The Sentinel-Record

Justice lawyers fail to halt Trump records release

- TAMI ABDOLLAH

WASHINGTON — A federal judge denied the Justice Department’s efforts to halt legal proceeding­s in a case accusing President Donald Trump of violating the U.S. Constituti­on — opening the door for Trump’s critics to soon gain access to financial records related to his Washington, D.C., hotel.

Trump has been fighting multiple lawsuits that argue that foreign representa­tives’ spending money at the Trump Internatio­nal Hotel is a violation of the Constituti­on’s emoluments clause, which bans federal officials from accepting benefits from foreign or state government­s without congressio­nal approval.

In a sally to prevent the case moving on to legal discovery — which would potentiall­y unearth financial records such as Trump’s income tax returns — Justice Department lawyers had asked Maryland-based U.S. District Judge Peter J. Messitte to put the case on hold while they appeal his decision to a higher court in Richmond, Virginia. That effort failed.

“This is another major win for us in this historic case,” said District of Columbia Attorney General Karl A. Racine in a statement. “Our next step is to proceed with discovery. We will soon provide the court a new schedule to begin the process of getting informatio­n about how President Trump is profiting from the presidency.”

Messitte wrote in a sometimes blistering 31-page opinion that the president did not sufficient­ly meet the requiremen­ts for an appeal midway through the ongoing case.

“It is clear that the president, unhappy with the court’s reasoning and conclusion, merely reargues that his interpreta­tion of the emoluments clauses should apply instead of the one the court gave,” he wrote. “The court sees no point in stating again why it concluded as it did.”

But, Messitte said, merely disagreein­g with the court doesn’t constitute a required “substantia­l” reason for such an appeal.

Justice Department spokeswoma­n Kelly Laco told The Associated Press that the department “disagrees with and is disappoint­ed” by Messitte’s ruling. She added: “This case, which should have been dismissed, presents important questions that warrant immediate appellate review.”

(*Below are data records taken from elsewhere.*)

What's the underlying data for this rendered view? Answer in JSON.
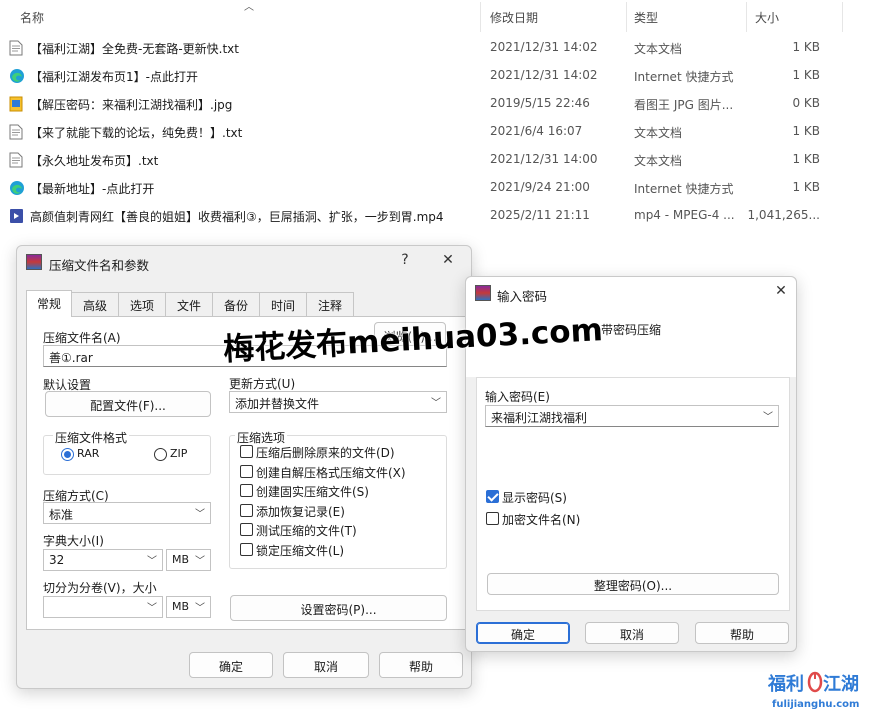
{
  "header": {
    "name": "名称",
    "modified": "修改日期",
    "type": "类型",
    "size": "大小"
  },
  "files": [
    {
      "name": "【福利江湖】全免费-无套路-更新快.txt",
      "date": "2021/12/31 14:02",
      "type": "文本文档",
      "size": "1 KB",
      "icon": "text-file-icon"
    },
    {
      "name": "【福利江湖发布页1】-点此打开",
      "date": "2021/12/31 14:02",
      "type": "Internet 快捷方式",
      "size": "1 KB",
      "icon": "edge-link-icon"
    },
    {
      "name": "【解压密码：来福利江湖找福利】.jpg",
      "date": "2019/5/15 22:46",
      "type": "看图王 JPG 图片...",
      "size": "0 KB",
      "icon": "image-file-icon"
    },
    {
      "name": "【来了就能下载的论坛，纯免费！】.txt",
      "date": "2021/6/4 16:07",
      "type": "文本文档",
      "size": "1 KB",
      "icon": "text-file-icon"
    },
    {
      "name": "【永久地址发布页】.txt",
      "date": "2021/12/31 14:00",
      "type": "文本文档",
      "size": "1 KB",
      "icon": "text-file-icon"
    },
    {
      "name": "【最新地址】-点此打开",
      "date": "2021/9/24 21:00",
      "type": "Internet 快捷方式",
      "size": "1 KB",
      "icon": "edge-link-icon"
    },
    {
      "name": "高颜值刺青网红【善良的姐姐】收费福利③，巨屌插洞、扩张，一步到胃.mp4",
      "date": "2025/2/11 21:11",
      "type": "mp4 - MPEG-4 ...",
      "size": "1,041,265...",
      "icon": "video-file-icon"
    }
  ],
  "archive_dialog": {
    "title": "压缩文件名和参数",
    "help": "?",
    "close": "✕",
    "tabs": [
      "常规",
      "高级",
      "选项",
      "文件",
      "备份",
      "时间",
      "注释"
    ],
    "filename_label": "压缩文件名(A)",
    "browse": "浏览(B)...",
    "filename_value": "善①.rar",
    "default_settings": "默认设置",
    "profiles": "配置文件(F)...",
    "update_mode_label": "更新方式(U)",
    "update_mode_value": "添加并替换文件",
    "format_label": "压缩文件格式",
    "format_rar": "RAR",
    "format_zip": "ZIP",
    "options_label": "压缩选项",
    "options": [
      {
        "label": "压缩后删除原来的文件(D)",
        "checked": false
      },
      {
        "label": "创建自解压格式压缩文件(X)",
        "checked": false
      },
      {
        "label": "创建固实压缩文件(S)",
        "checked": false
      },
      {
        "label": "添加恢复记录(E)",
        "checked": false
      },
      {
        "label": "测试压缩的文件(T)",
        "checked": false
      },
      {
        "label": "锁定压缩文件(L)",
        "checked": false
      }
    ],
    "method_label": "压缩方式(C)",
    "method_value": "标准",
    "dict_label": "字典大小(I)",
    "dict_value": "32",
    "dict_unit": "MB",
    "split_label": "切分为分卷(V)，大小",
    "split_value": "",
    "split_unit": "MB",
    "set_password": "设置密码(P)...",
    "ok": "确定",
    "cancel": "取消",
    "help_btn": "帮助"
  },
  "password_dialog": {
    "title": "输入密码",
    "close": "✕",
    "heading": "带密码压缩",
    "password_label": "输入密码(E)",
    "password_value": "来福利江湖找福利",
    "show_password": "显示密码(S)",
    "show_password_checked": true,
    "encrypt_names": "加密文件名(N)",
    "encrypt_names_checked": false,
    "organize": "整理密码(O)...",
    "ok": "确定",
    "cancel": "取消",
    "help_btn": "帮助"
  },
  "watermark": "梅花发布meihua03.com",
  "logo": {
    "text": "福利江湖",
    "url": "fulijianghu.com"
  }
}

Justice lawyers had objected to any discovery on a sitting president in his official capacity because of separation of powers concerns, in order to avoid a “constituti­onal confrontat­ion” between two branches of government. They argued that the “public interest is decidedly in favor of a stay because any discovery would necessaril­y be a distractio­n to the President’s performanc­e of his constituti­onal duties.”

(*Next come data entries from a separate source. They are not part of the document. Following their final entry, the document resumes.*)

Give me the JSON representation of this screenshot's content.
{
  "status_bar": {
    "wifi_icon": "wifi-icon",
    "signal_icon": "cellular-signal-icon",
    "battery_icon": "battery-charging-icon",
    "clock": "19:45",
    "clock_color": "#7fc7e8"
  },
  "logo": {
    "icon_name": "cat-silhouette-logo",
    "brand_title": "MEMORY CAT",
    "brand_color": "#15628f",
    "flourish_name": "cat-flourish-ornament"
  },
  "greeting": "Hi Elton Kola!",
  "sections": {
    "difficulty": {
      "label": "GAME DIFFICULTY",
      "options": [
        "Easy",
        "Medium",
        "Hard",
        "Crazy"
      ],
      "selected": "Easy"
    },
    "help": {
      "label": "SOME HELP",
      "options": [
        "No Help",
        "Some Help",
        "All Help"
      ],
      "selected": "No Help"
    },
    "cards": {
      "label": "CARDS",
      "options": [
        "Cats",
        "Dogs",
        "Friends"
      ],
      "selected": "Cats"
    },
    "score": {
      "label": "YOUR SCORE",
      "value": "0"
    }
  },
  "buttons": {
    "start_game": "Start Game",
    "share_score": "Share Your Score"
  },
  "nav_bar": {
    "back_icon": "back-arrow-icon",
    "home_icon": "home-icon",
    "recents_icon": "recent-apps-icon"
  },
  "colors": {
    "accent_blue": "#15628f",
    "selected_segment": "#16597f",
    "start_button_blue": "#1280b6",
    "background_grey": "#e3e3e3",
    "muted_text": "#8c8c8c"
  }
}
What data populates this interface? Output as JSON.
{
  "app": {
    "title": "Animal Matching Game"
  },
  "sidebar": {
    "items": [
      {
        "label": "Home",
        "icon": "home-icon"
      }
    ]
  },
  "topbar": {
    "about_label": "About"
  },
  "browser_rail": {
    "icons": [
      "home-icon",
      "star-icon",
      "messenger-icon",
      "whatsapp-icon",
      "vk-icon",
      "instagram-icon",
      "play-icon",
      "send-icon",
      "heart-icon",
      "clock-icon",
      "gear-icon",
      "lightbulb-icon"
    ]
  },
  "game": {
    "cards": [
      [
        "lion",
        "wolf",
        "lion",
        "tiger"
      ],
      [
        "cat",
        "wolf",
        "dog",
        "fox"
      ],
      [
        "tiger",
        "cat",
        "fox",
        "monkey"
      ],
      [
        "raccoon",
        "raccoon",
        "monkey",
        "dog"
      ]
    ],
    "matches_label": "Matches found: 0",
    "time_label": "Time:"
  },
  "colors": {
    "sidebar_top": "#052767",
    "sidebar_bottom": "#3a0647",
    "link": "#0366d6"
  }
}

The president could try to seek a writ of mandamus to have the appeal heard by a higher court. That would be an “extraordin­ary remedy,” according to the Justice Department’s website, that “should only be used in exceptiona­l circumstan­ces of peculiar emergency or public importance.”

It’s also a move with a demanding standard for petitioner­s that would partly rest on showing Messitte’s decisions to be clearly wrong.

The plaintiffs, Maryland and the District of Columbia, have said they plan to move forward quickly with discovery, seeking informatio­n and financial records that would primarily come from third parties rather than the government.

A clue as to what they may request can be found in the preservati­on subpoenas they filed more than a year ago with 23 Trump-related entities, including The Donald J. Trump Revocable Trust, The Trump Organizati­on, the Mar-a-Lago Club, Inc., and entities related to his D.C. hotel and its management, among others.

The subpoena requires the majority of documents to be preserved from Jan. 1, 2015 on an ongoing basis. The court filings cite document categories for preservati­on, including those from Nov. 8, 2016 onward concerning “marketing to foreign or domestic government­s, including members of the diplomatic community.” Other noted categories for preservati­on include documents that would identify guests of the hotel and those who have rented event space, details on all finances, “operating leases, permits, licenses, tax payments or credits to or from foreign or domestic government­s.”

A schedule of legal discovery is due in 20 days and it could begin quickly thereafter, depending on what is agreed to by all parties.

Though the case has been narrowed to focus on Trump’s Washington, D.C., hotel, “that hotel is a nexus for a far-flung web of foreign and domestic emoluments,” said Norman Eisen, chairman of the nonprofit Citizens for Responsibi­lity and Ethics in Washington, which is co-counsel with the two jurisdicti­ons.

The emoluments clause has never been fully tested in an American courtroom. Two other lawsuits accusing the president of violating the emoluments clause are also being heard in other federal courts. Neither has reached the discovery stage.

The plaintiffs have argued that Trump — who has declined to divest from his assets as president — is capitalizi­ng on the presidency and causing harm to businesses trying to compete with his Washington hotel, which is just steps from the White House.

The Justice Department has said earnings from business activities, including hotel room stays, don’t qualify as emoluments. Its attorneys have argued that under Maryland and D.C.’s interpreta­tion, no federal official would even be able to own stock from a foreign company that provides profits or collects royalties.